JOINT BASE LEWIS-MCCHORD, WA -- Paratroopers from the Group Support Battalion, 1st Special Forces Group (Airborne), and student athletes from the St. Francis of Cabrini School's cross-country team spent the day together in a team building exercise called Operation Private. The team, from Lakewood, Wa., met with the Paratroopers on the 1st SFG (A) Compound at Joint Base Lewis-McChord, Oct. 11, for the modified Army training experience.
The event was organized to provide the student athletes with a memorable experience and build the relationship with the partnering community.
"Community is an integral part of our identity and the 1st Special Forces Group (Airborne) community is the strongest military community you'll find," said Capt. Jessica Kent, the GSB, 1st SFG (A) assistant operations officer. "Part of what makes our community thrive is our ability to foster relationships outside the base."
The athletes, ranging in age from 6 to 13 years old, began with a luncheon in the Gold Star Family room at the unit's Regimental Mess Facility. The RMF doubles as a 1st SFG (A) museum with a variety of historical displays to include a memorial wall honoring the legacy of its fallen Soldiers.
After finishing their lunch and learning about honor and sacrifice, the students assembled in a traditional Army formation and sang cadence while marching to the training area where the team building exercises commenced.
The Soldiers set up four different stations designed to foster teamwork and encourage communication.
In a modified relay race the students worked together pulling a stretcher simulating a medical evacuation where the athletes had to drag one of their teammates through the pit to the other side.
Other events included a water jug relay where students darted back and forth while wrangling awkward jugs of water, and a low-crawl, where the team slithered below simulated barbed wire.
The final event allowed the student athletes to play Paratrooper and don the MC-6 parachute rig with reserve parachute.
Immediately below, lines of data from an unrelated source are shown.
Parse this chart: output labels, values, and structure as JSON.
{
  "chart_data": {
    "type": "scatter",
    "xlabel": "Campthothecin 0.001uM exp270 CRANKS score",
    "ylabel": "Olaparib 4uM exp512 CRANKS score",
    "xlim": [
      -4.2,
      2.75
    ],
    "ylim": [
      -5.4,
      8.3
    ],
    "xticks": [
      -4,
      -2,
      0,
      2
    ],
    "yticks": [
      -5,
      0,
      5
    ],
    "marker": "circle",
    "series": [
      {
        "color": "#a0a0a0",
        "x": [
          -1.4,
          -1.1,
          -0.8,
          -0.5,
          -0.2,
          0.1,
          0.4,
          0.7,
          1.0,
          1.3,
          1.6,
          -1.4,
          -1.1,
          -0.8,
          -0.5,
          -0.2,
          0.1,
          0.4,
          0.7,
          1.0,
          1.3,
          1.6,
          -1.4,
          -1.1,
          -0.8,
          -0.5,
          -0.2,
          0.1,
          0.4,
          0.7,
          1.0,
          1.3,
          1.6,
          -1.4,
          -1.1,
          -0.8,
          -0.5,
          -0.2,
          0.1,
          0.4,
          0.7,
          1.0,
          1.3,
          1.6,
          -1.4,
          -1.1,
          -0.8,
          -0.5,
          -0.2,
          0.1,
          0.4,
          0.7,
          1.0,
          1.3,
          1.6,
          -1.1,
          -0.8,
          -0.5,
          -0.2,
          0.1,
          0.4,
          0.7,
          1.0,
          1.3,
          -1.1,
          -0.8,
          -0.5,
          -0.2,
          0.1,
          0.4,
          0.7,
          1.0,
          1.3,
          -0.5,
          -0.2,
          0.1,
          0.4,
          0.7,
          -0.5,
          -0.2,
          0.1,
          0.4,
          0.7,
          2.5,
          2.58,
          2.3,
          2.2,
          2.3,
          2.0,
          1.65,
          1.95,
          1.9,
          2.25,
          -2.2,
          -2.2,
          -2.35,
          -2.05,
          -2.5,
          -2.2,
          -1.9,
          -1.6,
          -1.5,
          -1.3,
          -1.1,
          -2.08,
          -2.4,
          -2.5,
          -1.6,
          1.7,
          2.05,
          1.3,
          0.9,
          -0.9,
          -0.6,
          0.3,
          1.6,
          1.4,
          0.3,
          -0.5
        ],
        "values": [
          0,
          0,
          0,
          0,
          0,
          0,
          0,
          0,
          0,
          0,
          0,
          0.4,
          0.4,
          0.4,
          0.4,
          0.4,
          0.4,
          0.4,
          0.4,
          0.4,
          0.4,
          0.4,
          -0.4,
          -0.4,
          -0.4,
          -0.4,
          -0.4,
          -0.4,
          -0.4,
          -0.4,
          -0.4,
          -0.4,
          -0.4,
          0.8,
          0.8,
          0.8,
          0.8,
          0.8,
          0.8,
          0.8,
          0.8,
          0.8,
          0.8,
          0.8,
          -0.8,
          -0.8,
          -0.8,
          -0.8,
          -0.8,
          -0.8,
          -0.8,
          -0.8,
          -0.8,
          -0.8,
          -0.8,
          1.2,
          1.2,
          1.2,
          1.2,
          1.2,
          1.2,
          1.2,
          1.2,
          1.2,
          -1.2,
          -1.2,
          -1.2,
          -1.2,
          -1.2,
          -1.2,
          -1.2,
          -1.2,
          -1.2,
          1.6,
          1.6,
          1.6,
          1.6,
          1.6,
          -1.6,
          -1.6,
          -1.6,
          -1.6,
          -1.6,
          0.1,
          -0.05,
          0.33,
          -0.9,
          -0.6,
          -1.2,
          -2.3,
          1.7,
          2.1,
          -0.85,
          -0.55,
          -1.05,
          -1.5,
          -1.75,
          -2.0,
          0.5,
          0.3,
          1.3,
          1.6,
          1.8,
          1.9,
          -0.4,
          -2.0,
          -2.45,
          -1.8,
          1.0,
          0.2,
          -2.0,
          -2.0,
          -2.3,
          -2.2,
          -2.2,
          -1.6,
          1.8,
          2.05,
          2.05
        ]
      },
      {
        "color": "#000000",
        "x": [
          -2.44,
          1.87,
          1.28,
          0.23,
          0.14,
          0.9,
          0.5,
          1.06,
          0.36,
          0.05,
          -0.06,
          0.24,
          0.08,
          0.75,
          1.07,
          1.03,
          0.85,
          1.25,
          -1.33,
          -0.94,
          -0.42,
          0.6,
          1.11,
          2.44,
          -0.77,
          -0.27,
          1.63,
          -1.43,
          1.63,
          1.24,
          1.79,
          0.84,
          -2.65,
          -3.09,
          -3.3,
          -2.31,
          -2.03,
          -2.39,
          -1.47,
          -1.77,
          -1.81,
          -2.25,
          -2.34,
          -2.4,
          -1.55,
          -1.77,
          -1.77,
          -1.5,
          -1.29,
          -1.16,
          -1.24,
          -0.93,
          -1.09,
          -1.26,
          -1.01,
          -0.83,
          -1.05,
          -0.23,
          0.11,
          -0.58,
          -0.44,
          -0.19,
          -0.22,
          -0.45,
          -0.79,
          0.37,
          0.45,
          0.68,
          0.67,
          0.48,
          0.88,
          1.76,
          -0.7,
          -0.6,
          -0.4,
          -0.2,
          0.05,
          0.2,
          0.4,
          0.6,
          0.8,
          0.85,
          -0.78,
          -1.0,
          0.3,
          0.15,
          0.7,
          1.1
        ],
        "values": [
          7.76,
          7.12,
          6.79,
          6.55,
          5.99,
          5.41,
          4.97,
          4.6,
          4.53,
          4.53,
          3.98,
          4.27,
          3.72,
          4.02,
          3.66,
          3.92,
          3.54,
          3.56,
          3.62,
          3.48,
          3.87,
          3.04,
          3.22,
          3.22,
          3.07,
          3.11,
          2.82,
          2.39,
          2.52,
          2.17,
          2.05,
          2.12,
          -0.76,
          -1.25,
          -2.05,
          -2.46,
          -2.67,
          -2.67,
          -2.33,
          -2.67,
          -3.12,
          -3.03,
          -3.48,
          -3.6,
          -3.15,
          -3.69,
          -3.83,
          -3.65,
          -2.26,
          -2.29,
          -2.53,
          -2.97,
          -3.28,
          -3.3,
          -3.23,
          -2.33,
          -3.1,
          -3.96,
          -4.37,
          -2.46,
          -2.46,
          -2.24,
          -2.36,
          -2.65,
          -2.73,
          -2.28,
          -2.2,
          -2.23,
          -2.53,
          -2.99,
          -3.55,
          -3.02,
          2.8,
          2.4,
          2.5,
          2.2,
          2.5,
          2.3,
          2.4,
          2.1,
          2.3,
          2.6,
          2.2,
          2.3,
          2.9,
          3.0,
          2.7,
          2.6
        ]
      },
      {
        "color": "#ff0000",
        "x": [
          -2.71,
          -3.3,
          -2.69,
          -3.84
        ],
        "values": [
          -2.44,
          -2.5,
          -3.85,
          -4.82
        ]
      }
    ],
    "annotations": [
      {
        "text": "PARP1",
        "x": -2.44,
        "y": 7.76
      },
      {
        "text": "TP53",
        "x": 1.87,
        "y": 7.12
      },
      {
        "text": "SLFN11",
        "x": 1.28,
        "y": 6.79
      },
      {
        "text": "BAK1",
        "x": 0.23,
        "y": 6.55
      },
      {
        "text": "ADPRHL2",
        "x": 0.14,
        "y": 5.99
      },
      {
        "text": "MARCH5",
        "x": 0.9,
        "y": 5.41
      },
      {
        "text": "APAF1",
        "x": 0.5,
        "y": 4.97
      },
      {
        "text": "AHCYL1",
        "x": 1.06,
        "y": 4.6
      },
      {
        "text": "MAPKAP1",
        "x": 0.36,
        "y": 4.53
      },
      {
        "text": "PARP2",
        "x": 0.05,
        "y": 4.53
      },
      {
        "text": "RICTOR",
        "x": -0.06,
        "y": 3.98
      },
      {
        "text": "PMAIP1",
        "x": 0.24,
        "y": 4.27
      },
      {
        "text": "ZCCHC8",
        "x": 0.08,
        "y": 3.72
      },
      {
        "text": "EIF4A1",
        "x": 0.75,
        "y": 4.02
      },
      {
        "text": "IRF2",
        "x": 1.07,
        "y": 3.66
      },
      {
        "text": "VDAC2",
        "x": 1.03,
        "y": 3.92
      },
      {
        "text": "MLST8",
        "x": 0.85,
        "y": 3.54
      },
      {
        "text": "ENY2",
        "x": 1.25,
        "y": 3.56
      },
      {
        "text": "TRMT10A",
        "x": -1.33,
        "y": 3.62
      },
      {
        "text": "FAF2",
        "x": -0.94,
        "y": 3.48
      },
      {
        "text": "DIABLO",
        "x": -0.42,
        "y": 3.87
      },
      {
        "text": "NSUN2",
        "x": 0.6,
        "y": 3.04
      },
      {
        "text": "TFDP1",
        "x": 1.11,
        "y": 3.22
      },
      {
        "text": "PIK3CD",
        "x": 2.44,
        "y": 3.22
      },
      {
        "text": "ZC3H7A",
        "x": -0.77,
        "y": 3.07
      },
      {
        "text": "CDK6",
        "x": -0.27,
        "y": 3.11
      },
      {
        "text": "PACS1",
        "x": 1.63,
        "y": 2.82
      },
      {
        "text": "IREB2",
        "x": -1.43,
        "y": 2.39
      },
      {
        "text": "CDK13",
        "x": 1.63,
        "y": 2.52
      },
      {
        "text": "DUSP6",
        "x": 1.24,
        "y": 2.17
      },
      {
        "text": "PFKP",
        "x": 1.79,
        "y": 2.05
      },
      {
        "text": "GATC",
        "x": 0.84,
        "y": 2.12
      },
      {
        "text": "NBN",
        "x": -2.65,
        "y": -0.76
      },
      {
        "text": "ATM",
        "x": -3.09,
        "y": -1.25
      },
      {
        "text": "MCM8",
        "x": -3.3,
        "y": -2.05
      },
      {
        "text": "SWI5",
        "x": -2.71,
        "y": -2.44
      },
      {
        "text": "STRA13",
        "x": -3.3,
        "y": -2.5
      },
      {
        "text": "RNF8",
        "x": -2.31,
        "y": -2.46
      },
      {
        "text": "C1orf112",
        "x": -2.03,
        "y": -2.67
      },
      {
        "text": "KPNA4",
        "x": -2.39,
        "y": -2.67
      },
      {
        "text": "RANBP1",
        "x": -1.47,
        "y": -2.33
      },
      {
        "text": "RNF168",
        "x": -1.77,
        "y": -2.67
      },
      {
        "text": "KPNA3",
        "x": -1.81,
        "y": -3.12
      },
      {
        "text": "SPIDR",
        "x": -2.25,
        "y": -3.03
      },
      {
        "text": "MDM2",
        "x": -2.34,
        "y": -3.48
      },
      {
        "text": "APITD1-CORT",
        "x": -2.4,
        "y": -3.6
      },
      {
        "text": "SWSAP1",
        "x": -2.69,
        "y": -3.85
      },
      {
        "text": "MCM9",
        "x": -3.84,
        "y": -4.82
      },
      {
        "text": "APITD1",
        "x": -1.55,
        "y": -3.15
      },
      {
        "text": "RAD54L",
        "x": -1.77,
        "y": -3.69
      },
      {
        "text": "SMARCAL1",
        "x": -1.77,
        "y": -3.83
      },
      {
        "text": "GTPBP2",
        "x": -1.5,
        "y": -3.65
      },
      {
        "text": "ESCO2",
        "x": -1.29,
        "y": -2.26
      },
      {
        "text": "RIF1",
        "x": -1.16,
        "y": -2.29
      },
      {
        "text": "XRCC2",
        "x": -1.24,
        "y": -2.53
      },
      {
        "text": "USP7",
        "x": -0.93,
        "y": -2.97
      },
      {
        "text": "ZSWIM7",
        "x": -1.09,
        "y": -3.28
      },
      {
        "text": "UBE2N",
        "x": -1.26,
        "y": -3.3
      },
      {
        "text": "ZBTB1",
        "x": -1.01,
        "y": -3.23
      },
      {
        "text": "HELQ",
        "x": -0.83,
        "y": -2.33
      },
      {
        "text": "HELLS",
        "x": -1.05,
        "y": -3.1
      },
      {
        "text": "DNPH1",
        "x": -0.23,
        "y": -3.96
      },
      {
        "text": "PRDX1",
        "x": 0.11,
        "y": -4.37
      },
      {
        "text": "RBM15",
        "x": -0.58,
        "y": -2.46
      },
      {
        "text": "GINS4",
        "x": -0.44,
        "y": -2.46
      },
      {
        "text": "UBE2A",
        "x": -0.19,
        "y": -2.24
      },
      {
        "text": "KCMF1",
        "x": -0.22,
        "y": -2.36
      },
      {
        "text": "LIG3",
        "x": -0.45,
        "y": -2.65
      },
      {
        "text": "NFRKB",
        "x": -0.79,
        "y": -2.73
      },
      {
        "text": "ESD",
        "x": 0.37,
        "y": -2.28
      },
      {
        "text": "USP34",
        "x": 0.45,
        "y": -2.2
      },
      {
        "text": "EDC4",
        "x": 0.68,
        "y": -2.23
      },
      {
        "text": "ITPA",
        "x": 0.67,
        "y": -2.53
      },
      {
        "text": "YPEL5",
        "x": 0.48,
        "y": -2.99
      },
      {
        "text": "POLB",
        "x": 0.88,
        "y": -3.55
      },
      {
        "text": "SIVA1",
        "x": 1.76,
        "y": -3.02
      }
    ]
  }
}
The combined harness, main and reserve parachutes often outweighed many of the students.
"It felt as heavy as my backpack from school last year," said one of the children.
Kent was pleased with the participation and excited about building an enduring community partnership.
"We're excited to have the opportunity to reach out to such an incredible group of children and continue fostering our community relationships," said Kent.